Ambulance restocking programs have been deemed legal by the Office of Inspector General for the Department of Health and Human Services. Photo A.J. Heightman
Supply Problem Solutions
Compliance concerns have been used as an excuse by some hospitals to discontinue restocking programs, even though nothing requires a hospital to restock ambulances in the first place. Hospitals may need to be educated on what constitutes an acceptable arrangement under the safe harbor. Ambulance services should work jointly with hospitals to reach an agreement that’s acceptable for both parties while allowing ambulance services to restock their supplies at the hospital in a timely and cost-effective manner.
Agencies can also consider collaborating with other ambulance services in the area when approaching hospitals. Even though all ambulance services in an area aren’t required to participate in an arrangement for it to be acceptable under the regulations, if the desire is for a general replenishing arrangement where all or some ambulance services in the area wish to participate, there may be strength in numbers when meeting with the hospital.

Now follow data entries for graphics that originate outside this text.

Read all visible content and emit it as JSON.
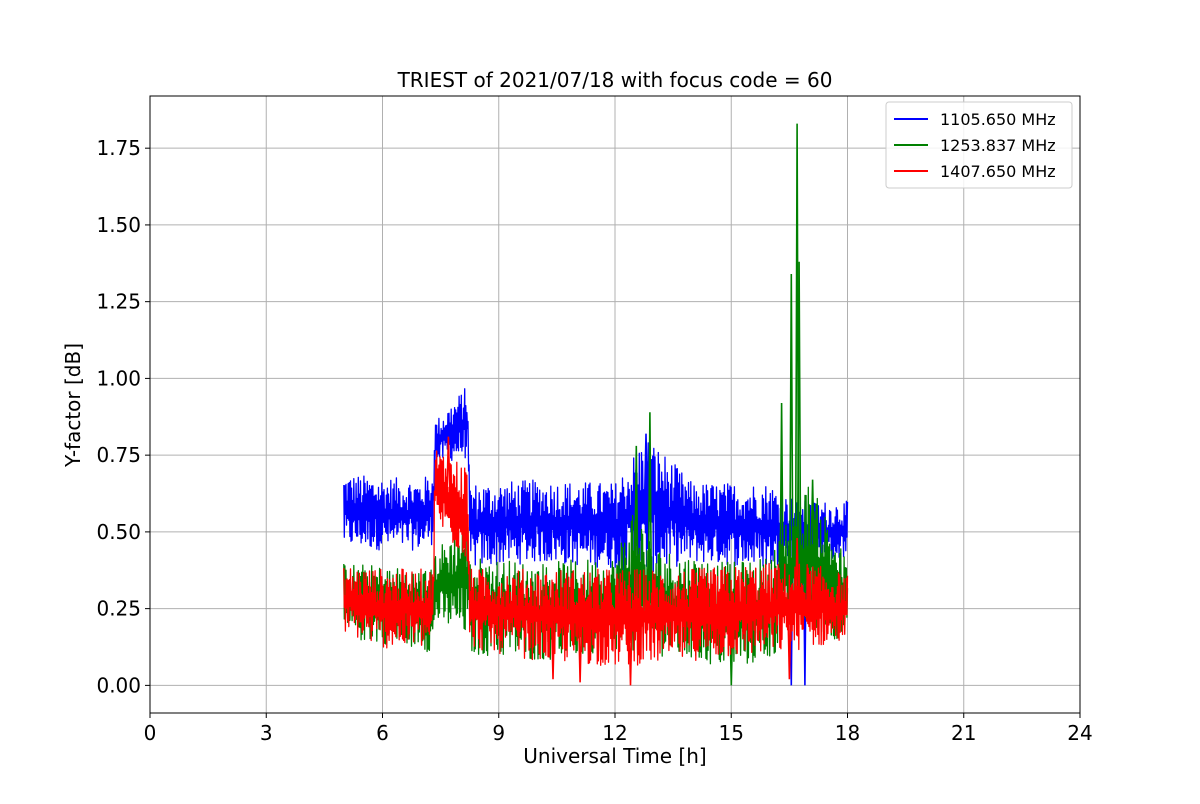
{
  "chart_data": {
    "type": "line",
    "title": "TRIEST of 2021/07/18 with focus code = 60",
    "xlabel": "Universal Time [h]",
    "ylabel": "Y-factor [dB]",
    "xlim": [
      0,
      24
    ],
    "ylim": [
      -0.09,
      1.92
    ],
    "xticks": [
      0,
      3,
      6,
      9,
      12,
      15,
      18,
      21,
      24
    ],
    "yticks": [
      0.0,
      0.25,
      0.5,
      0.75,
      1.0,
      1.25,
      1.5,
      1.75
    ],
    "xtick_labels": [
      "0",
      "3",
      "6",
      "9",
      "12",
      "15",
      "18",
      "21",
      "24"
    ],
    "ytick_labels": [
      "0.00",
      "0.25",
      "0.50",
      "0.75",
      "1.00",
      "1.25",
      "1.50",
      "1.75"
    ],
    "grid": true,
    "legend_position": "top-right",
    "series": [
      {
        "name": "1105.650 MHz",
        "color": "#0000ff",
        "band": [
          [
            5.0,
            0.45,
            0.69
          ],
          [
            6.0,
            0.44,
            0.68
          ],
          [
            7.0,
            0.44,
            0.67
          ],
          [
            7.3,
            0.46,
            0.7
          ],
          [
            7.35,
            0.72,
            0.86
          ],
          [
            8.2,
            0.74,
            0.98
          ],
          [
            8.25,
            0.38,
            0.66
          ],
          [
            10.0,
            0.4,
            0.67
          ],
          [
            12.0,
            0.38,
            0.66
          ],
          [
            12.8,
            0.36,
            0.82
          ],
          [
            14.0,
            0.4,
            0.66
          ],
          [
            16.0,
            0.38,
            0.66
          ],
          [
            16.4,
            0.4,
            0.62
          ],
          [
            17.0,
            0.38,
            0.6
          ],
          [
            18.0,
            0.42,
            0.6
          ]
        ],
        "spikes": [
          [
            12.8,
            0.82
          ],
          [
            16.55,
            0.0
          ],
          [
            16.9,
            0.0
          ],
          [
            12.1,
            0.35
          ]
        ]
      },
      {
        "name": "1253.837 MHz",
        "color": "#008000",
        "band": [
          [
            5.0,
            0.15,
            0.4
          ],
          [
            7.0,
            0.12,
            0.38
          ],
          [
            7.3,
            0.1,
            0.38
          ],
          [
            7.35,
            0.2,
            0.44
          ],
          [
            8.2,
            0.15,
            0.55
          ],
          [
            8.25,
            0.1,
            0.42
          ],
          [
            10.0,
            0.08,
            0.4
          ],
          [
            12.0,
            0.1,
            0.42
          ],
          [
            12.5,
            0.1,
            0.6
          ],
          [
            13.0,
            0.1,
            0.45
          ],
          [
            15.0,
            0.05,
            0.4
          ],
          [
            16.0,
            0.08,
            0.42
          ],
          [
            16.4,
            0.15,
            0.55
          ],
          [
            17.0,
            0.2,
            0.66
          ],
          [
            17.5,
            0.15,
            0.55
          ],
          [
            18.0,
            0.15,
            0.4
          ]
        ],
        "spikes": [
          [
            12.55,
            0.78
          ],
          [
            12.9,
            0.89
          ],
          [
            15.0,
            0.0
          ],
          [
            16.3,
            0.92
          ],
          [
            16.55,
            1.34
          ],
          [
            16.7,
            1.83
          ],
          [
            16.75,
            1.38
          ],
          [
            17.1,
            0.67
          ]
        ]
      },
      {
        "name": "1407.650 MHz",
        "color": "#ff0000",
        "band": [
          [
            5.0,
            0.17,
            0.39
          ],
          [
            6.0,
            0.12,
            0.38
          ],
          [
            7.3,
            0.12,
            0.38
          ],
          [
            7.35,
            0.52,
            0.78
          ],
          [
            8.2,
            0.4,
            0.72
          ],
          [
            8.25,
            0.12,
            0.38
          ],
          [
            10.0,
            0.08,
            0.38
          ],
          [
            12.0,
            0.06,
            0.38
          ],
          [
            14.0,
            0.08,
            0.38
          ],
          [
            16.0,
            0.1,
            0.4
          ],
          [
            17.0,
            0.12,
            0.4
          ],
          [
            18.0,
            0.14,
            0.36
          ]
        ],
        "spikes": [
          [
            7.7,
            0.81
          ],
          [
            10.4,
            0.02
          ],
          [
            11.1,
            0.01
          ],
          [
            12.4,
            0.0
          ],
          [
            16.5,
            0.02
          ],
          [
            16.7,
            0.48
          ]
        ]
      }
    ]
  }
}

Jonathan Washko, assistant vice president of operations for North Shore-Long Island (N.Y.) Jewish Health System Center for EMS, suggests that if ambulance services aren’t able to reach an agreement with a hospital, they may simply be talking to the wrong people. The key, he says, is to work with the hospital administration, which may not always be the ED director. This gives the ambulance service the opportunity to alleviate compliance concerns and talk directly with the decision makers about how the arrangement will operate.
This also allows the ambulance service to discuss proper controls with the hospital that can prevent the program from being a drain on the hospital’s finances. Engaging the hospital’s compliance officer may help in the approval process.
Washko notes that linens can be a challenging topic when structuring arrangements with hospitals. While the OIG allows for the one-for-one exchange of linens within the restocking arrangement, hospitals may protest because of a preference for uniformity in their linens. Washko suggests ambulance services engage in a group purchasing organization for a centralized approach. In other words, all hospitals and ambulance services in the area would use the same type of linens and restock from a joint supply.
Even though restocking arrangements can be designed to comply with the AKS, Gary Ludwig, deputy chief of the Memphis (Tenn.) Fire Department has gone a different direction. Instead of attempting to reach agreements with the many hospitals and systems they serve, their department resupplies the ambulances themselves. The department keeps supplies such as linens and drugs at 10 different hospitals in the area using specialized dispensing machines. Crews must enter their credentials and PIN into the machine to have access to the supplies, and must enter a trip number that corresponds to the supplies needed. This system has helped the department save money and increase accountability in the utilization of their supplies. The department still had to reach an agreement with the hospitals, but they found the machines simpler and more straightforward than restocking arrangements.
Conclusion
Restocking arrangements between hospitals and EMS agencies usually don’t pose significant compliance risks, especially when structured in accordance with the OIG’s safe harbor regulation. But the safe harbor regulation is complex and should be reviewed carefully to ensure the restocking arrangement does in fact pose minimal compliance risks.
Being knowledgeable about the law can go a long way in convincing hospitals to keep their existing restocking program in place or to establish a new one. With the financial challenges EMS agencies are facing nationwide, any area where operating costs can be reduced can help improve the bottom line.